The Department of Justice on Thursday revised its policy concerning the US’ premier anti-hacking law, the Computer Fraud and Abuse Act. The department is instructing prosecutors not to use the CFAA to prosecute cybersecurity researchers, sometimes dubbed “white hat hackers,” who have good faith intentions to improve technology.
The CFAA is a federal statute, enacted in 1986, that prohibits accessing a computer without authorization or in excess of authorization given. The law has long been criticized for overly broad and ambiguous language as to what constitutes authorized access to a protected computer, or what it means to exceed that authorization.
Up until a Supreme Court case that narrowed the scope of the law last year, concerns were raised that the act could allow prosecution for seemingly innocuous activity, such as sharing a Netflix password or using a work Zoom account to make a personal call.

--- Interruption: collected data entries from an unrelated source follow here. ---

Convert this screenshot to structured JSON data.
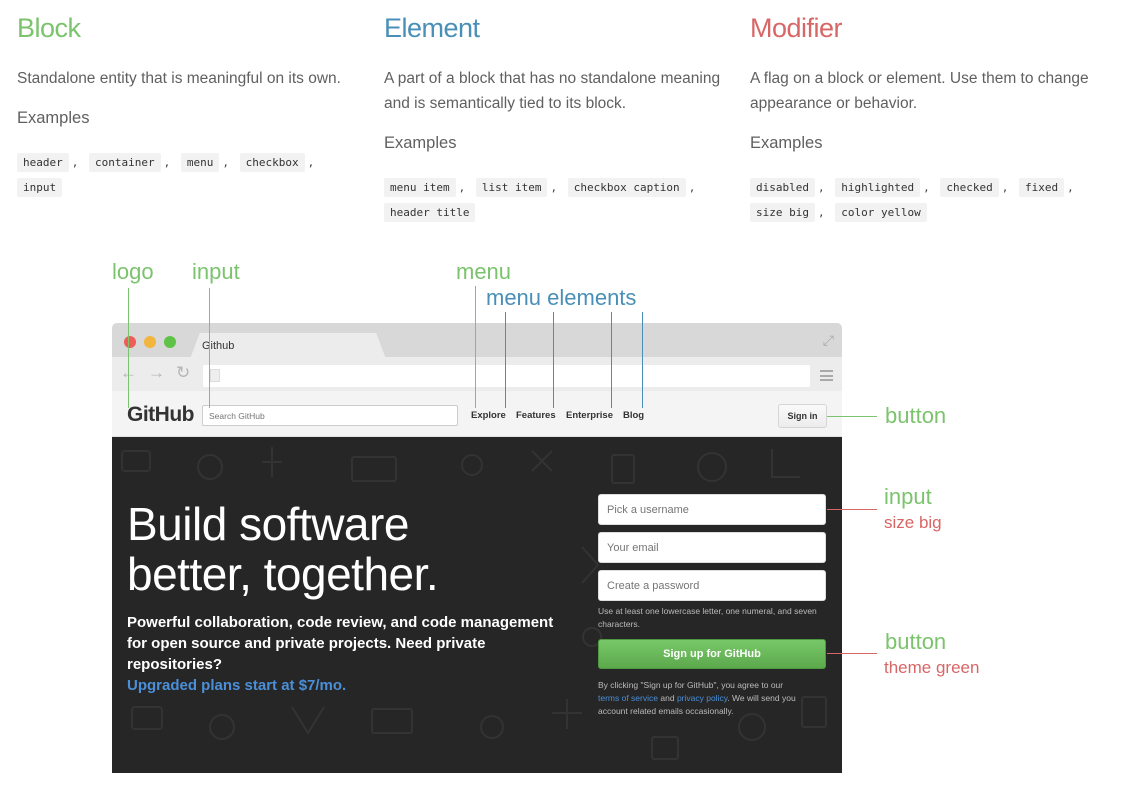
{
  "columns": {
    "block": {
      "title": "Block",
      "description": "Standalone entity that is meaningful on its own.",
      "examples_label": "Examples",
      "examples": [
        "header",
        "container",
        "menu",
        "checkbox",
        "input"
      ]
    },
    "element": {
      "title": "Element",
      "description": "A part of a block that has no standalone meaning and is semantically tied to its block.",
      "examples_label": "Examples",
      "examples": [
        "menu item",
        "list item",
        "checkbox caption",
        "header title"
      ]
    },
    "modifier": {
      "title": "Modifier",
      "description": "A flag on a block or element. Use them to change appearance or behavior.",
      "examples_label": "Examples",
      "examples": [
        "disabled",
        "highlighted",
        "checked",
        "fixed",
        "size big",
        "color yellow"
      ]
    }
  },
  "annotations": {
    "logo": "logo",
    "input": "input",
    "menu": "menu",
    "menu_elements": "menu elements",
    "button": "button",
    "hero_input": "input",
    "hero_input_mod": "size big",
    "hero_button": "button",
    "hero_button_mod": "theme green"
  },
  "browser": {
    "tab_title": "Github"
  },
  "github": {
    "logo": "GitHub",
    "search_placeholder": "Search GitHub",
    "nav": [
      "Explore",
      "Features",
      "Enterprise",
      "Blog"
    ],
    "sign_in": "Sign in",
    "headline_line1": "Build software",
    "headline_line2": "better, together.",
    "lead": "Powerful collaboration, code review, and code management for open source and private projects. Need private repositories?",
    "lead_link": "Upgraded plans start at $7/mo.",
    "username_placeholder": "Pick a username",
    "email_placeholder": "Your email",
    "password_placeholder": "Create a password",
    "password_hint": "Use at least one lowercase letter, one numeral, and seven characters.",
    "signup_button": "Sign up for GitHub",
    "legal_pre": "By clicking \"Sign up for GitHub\", you agree to our",
    "legal_terms": "terms of service",
    "legal_and": "and",
    "legal_privacy": "privacy policy",
    "legal_post": ". We will send you account related emails occasionally."
  },
  "colors": {
    "block": "#7bc36c",
    "element": "#4a8fb8",
    "modifier": "#d96666",
    "hero_bg": "#262626",
    "signup_green": "#6dba5e",
    "link_blue": "#4a8fd8"
  }
}
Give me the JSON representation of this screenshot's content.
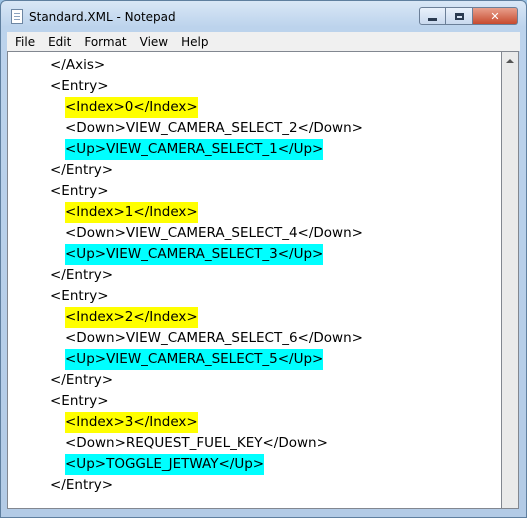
{
  "window": {
    "title": "Standard.XML - Notepad",
    "icon": "notepad-icon",
    "buttons": {
      "minimize": "minimize-icon",
      "maximize": "maximize-icon",
      "close": "✕"
    }
  },
  "menu": [
    "File",
    "Edit",
    "Format",
    "View",
    "Help"
  ],
  "colors": {
    "yellow_highlight": "#ffff00",
    "cyan_highlight": "#00ffff"
  },
  "lines": [
    {
      "text": "</Axis>",
      "indent": 1,
      "hl": ""
    },
    {
      "text": "<Entry>",
      "indent": 1,
      "hl": ""
    },
    {
      "text": "<Index>0</Index>",
      "indent": 2,
      "hl": "yellow"
    },
    {
      "text": "<Down>VIEW_CAMERA_SELECT_2</Down>",
      "indent": 2,
      "hl": ""
    },
    {
      "text": "<Up>VIEW_CAMERA_SELECT_1</Up>",
      "indent": 2,
      "hl": "cyan"
    },
    {
      "text": "</Entry>",
      "indent": 1,
      "hl": ""
    },
    {
      "text": "<Entry>",
      "indent": 1,
      "hl": ""
    },
    {
      "text": "<Index>1</Index>",
      "indent": 2,
      "hl": "yellow"
    },
    {
      "text": "<Down>VIEW_CAMERA_SELECT_4</Down>",
      "indent": 2,
      "hl": ""
    },
    {
      "text": "<Up>VIEW_CAMERA_SELECT_3</Up>",
      "indent": 2,
      "hl": "cyan"
    },
    {
      "text": "</Entry>",
      "indent": 1,
      "hl": ""
    },
    {
      "text": "<Entry>",
      "indent": 1,
      "hl": ""
    },
    {
      "text": "<Index>2</Index>",
      "indent": 2,
      "hl": "yellow"
    },
    {
      "text": "<Down>VIEW_CAMERA_SELECT_6</Down>",
      "indent": 2,
      "hl": ""
    },
    {
      "text": "<Up>VIEW_CAMERA_SELECT_5</Up>",
      "indent": 2,
      "hl": "cyan"
    },
    {
      "text": "</Entry>",
      "indent": 1,
      "hl": ""
    },
    {
      "text": "<Entry>",
      "indent": 1,
      "hl": ""
    },
    {
      "text": "<Index>3</Index>",
      "indent": 2,
      "hl": "yellow"
    },
    {
      "text": "<Down>REQUEST_FUEL_KEY</Down>",
      "indent": 2,
      "hl": ""
    },
    {
      "text": "<Up>TOGGLE_JETWAY</Up>",
      "indent": 2,
      "hl": "cyan"
    },
    {
      "text": "</Entry>",
      "indent": 1,
      "hl": ""
    }
  ]
}
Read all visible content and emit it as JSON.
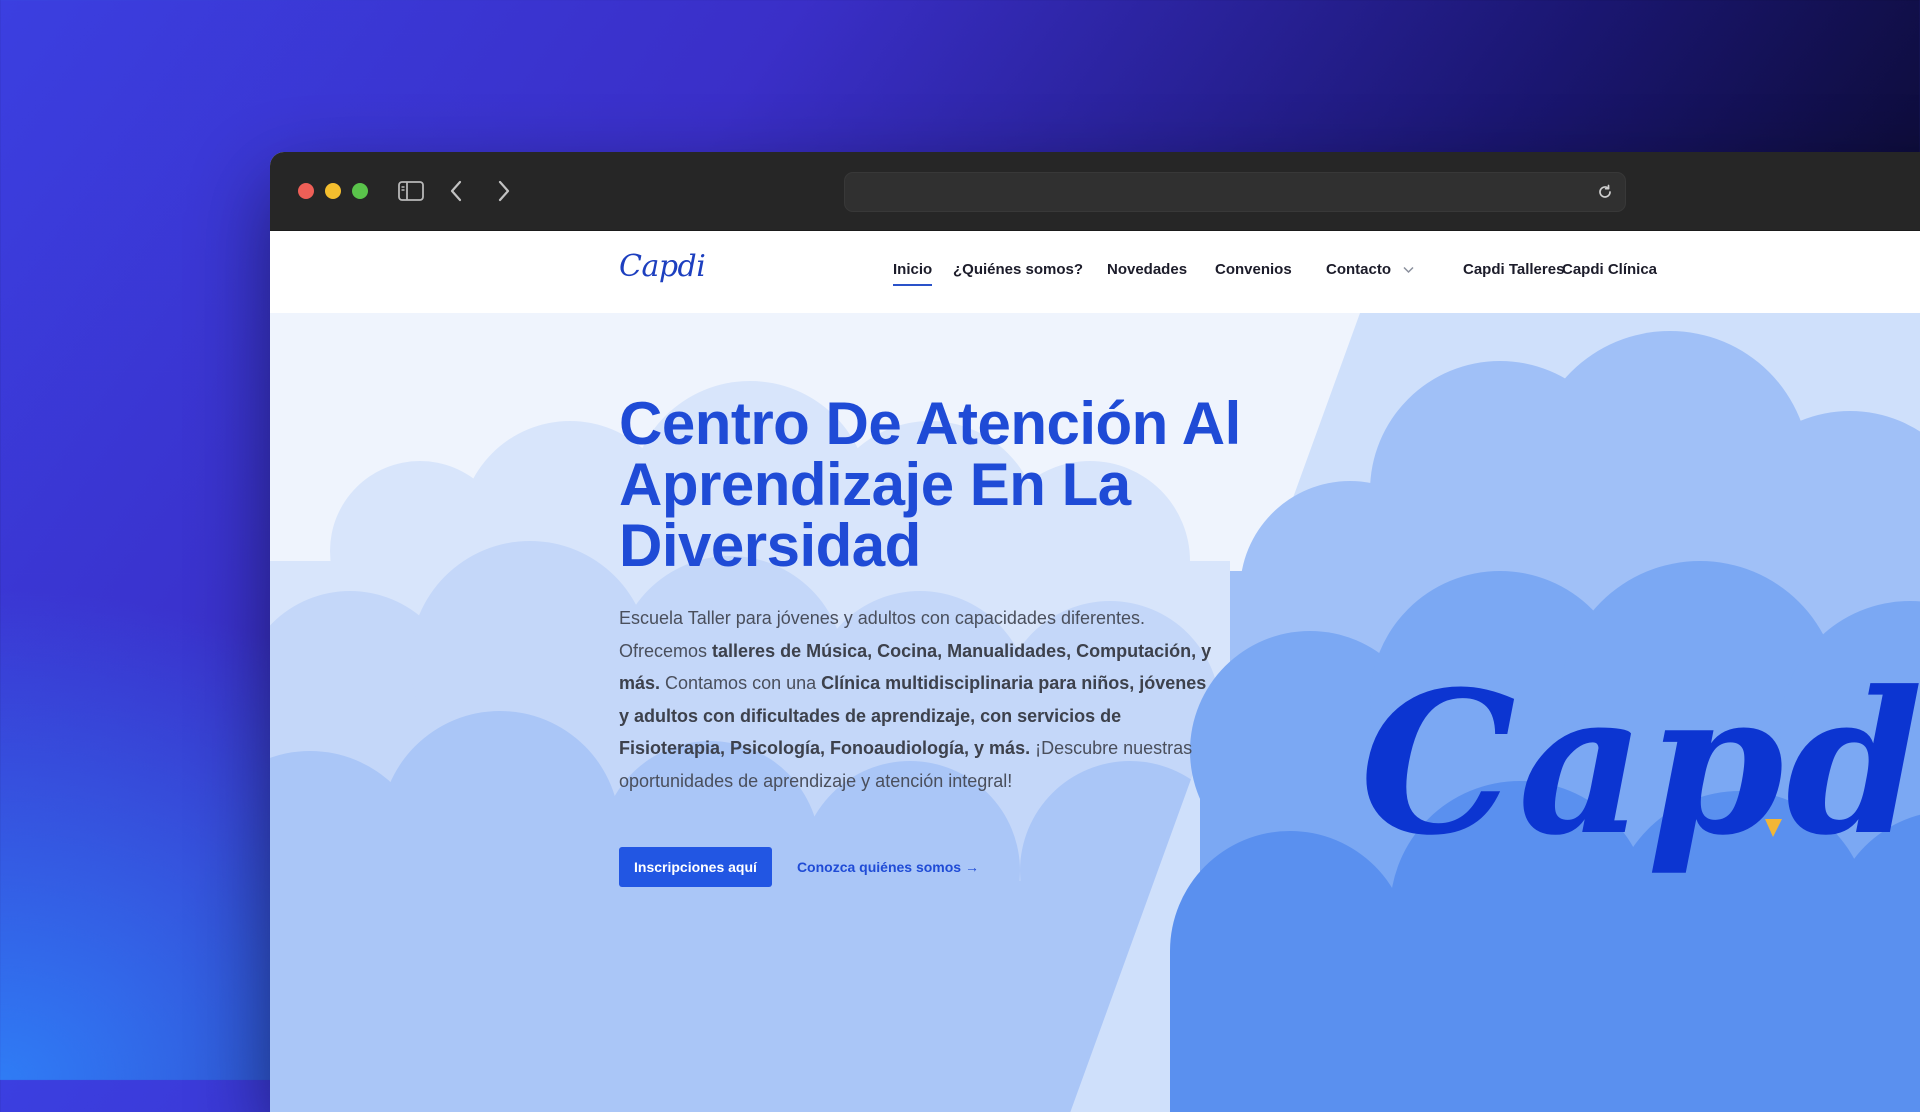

With the DOJ’s revised policy, things are getting even more refined, taking pressure off of cybersecurity researchers who are trying to better technology.
“Computer security research is a key driver of improved cybersecurity,” said Deputy Attorney General Lisa Monaco in a press release. “The department has never been interested in prosecuting good-faith computer security research as a crime, and today’s announcement promotes cybersecurity by providing clarity for good-faith security researchers who root out vulnerabilities for the common good.”